It had no power; that was evident. And its anacapa wasn't working at all. No matter what system the Geneva used to see if the ship had an energy signature, they could find nothing.
It took less than a minute to get close enough to enable full visual on the ship.
Its center was gone; only the outer edges remained, giving it a ship-like shape, but no real heart.
No wonder she saw no evidence of the anacapa. There was no anacapa at all. The bridge was gone, engineering was gone, the heart of the ship was gone.

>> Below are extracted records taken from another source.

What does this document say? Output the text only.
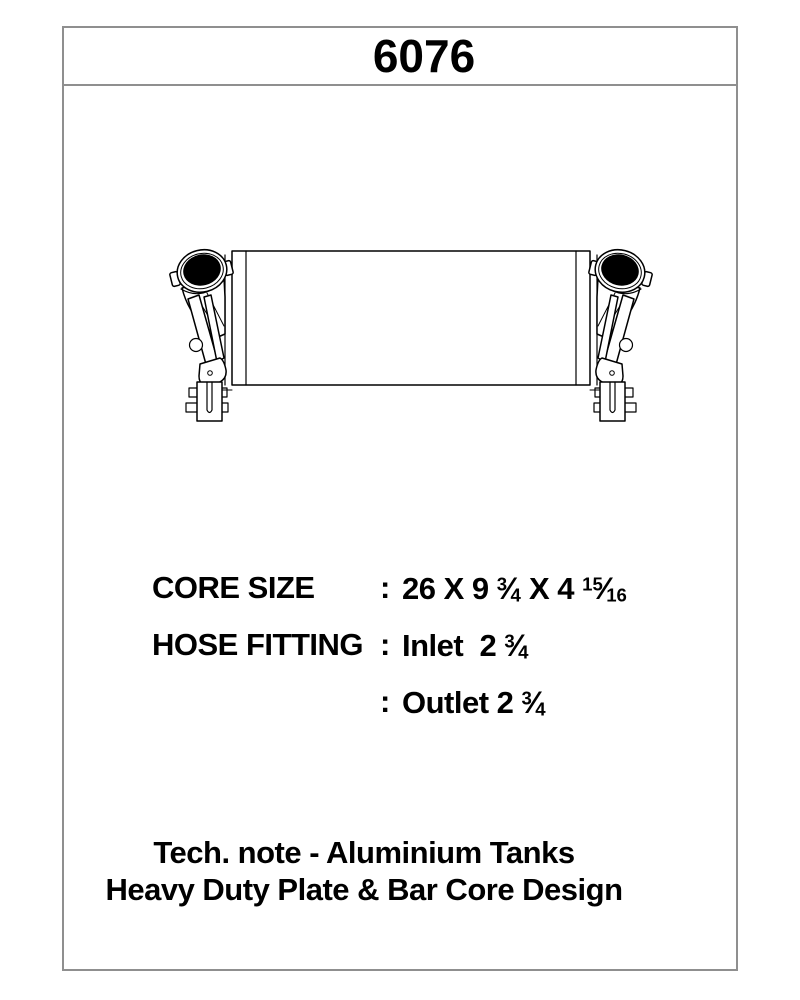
6076

CORE SIZE

:

26 X 9 $^3$⁄4 X 4 $^{15}$⁄16

HOSE FITTING

:

Inlet  2 $^3$⁄4

:

Outlet 2 $^3$⁄4

Tech. note - Aluminium Tanks
Heavy Duty Plate & Bar Core Design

And it looked, from a cursory glance, as if the entire ship had somehow been ripped open. At some point, probably when the ship arrived in foldspace, it had hit something, done the thing everyone feared, and landed on top of, in the middle of, something else—an asteroid, space debris, or another ship.
No one survived.
Even if they had survived in the outer edges of the ship, they would not be alive now. Without that center core of the ship, the crew would have had only a few weeks to live. And judging by the design—what she could see of the design—those few weeks had expired years ago.
"Captain." Wilmot's voice was tight. "Look."
He zoomed on a section of the damaged ship, showing that section only to her. The name of the ship registered on her screen:
The Sikkerhet.
Sabin had finally found her father.
18
Somehow, Sabin remained calm. That detached feeling she'd had earlier when the anacapa first activated had returned. She knew that she had to captain the Geneva, and she had to continue on her mission.
Only the mission had changed.
They did have a ship to recover as well as one to find.
But their time had run out. They also had to return to real space.
Sabin got the Geneva back. Then she contacted Foucheux. Sabin almost asked for a private conference, but knew that was for her. It wasn't necessary and it would take too much time.
Foucheux appeared on one screen to the left of Sabin. Foucheux was tall and thin, and seemed more so on a two-dimensional screen. Her mocha-colored skin looked a bit gray, but that might be the lighting or the imagery.
Or she might be tired from the interruption of the respite period, just like everyone else had been.
Foucheux stood with her hands clasped behind her back. That posture, and the way that she had pulled back her black hair, made her seem more severe than usual.
"It's not the Ivoire," Sabin said, even though she suspected Foucheux had already seen the data. "It's the Sikkerhet, and it was destroyed long ago. I have no idea how it got to this part of foldspace or what that even means. The Sikkerhet has been missing for decades, and it was nowhere near this section of real space when it disappeared."
Her voice remained calm, normal, in control. She felt like three people—the captain of the Geneva, a little girl who had just realized her father was really and truly dead, and the woman who watched them both.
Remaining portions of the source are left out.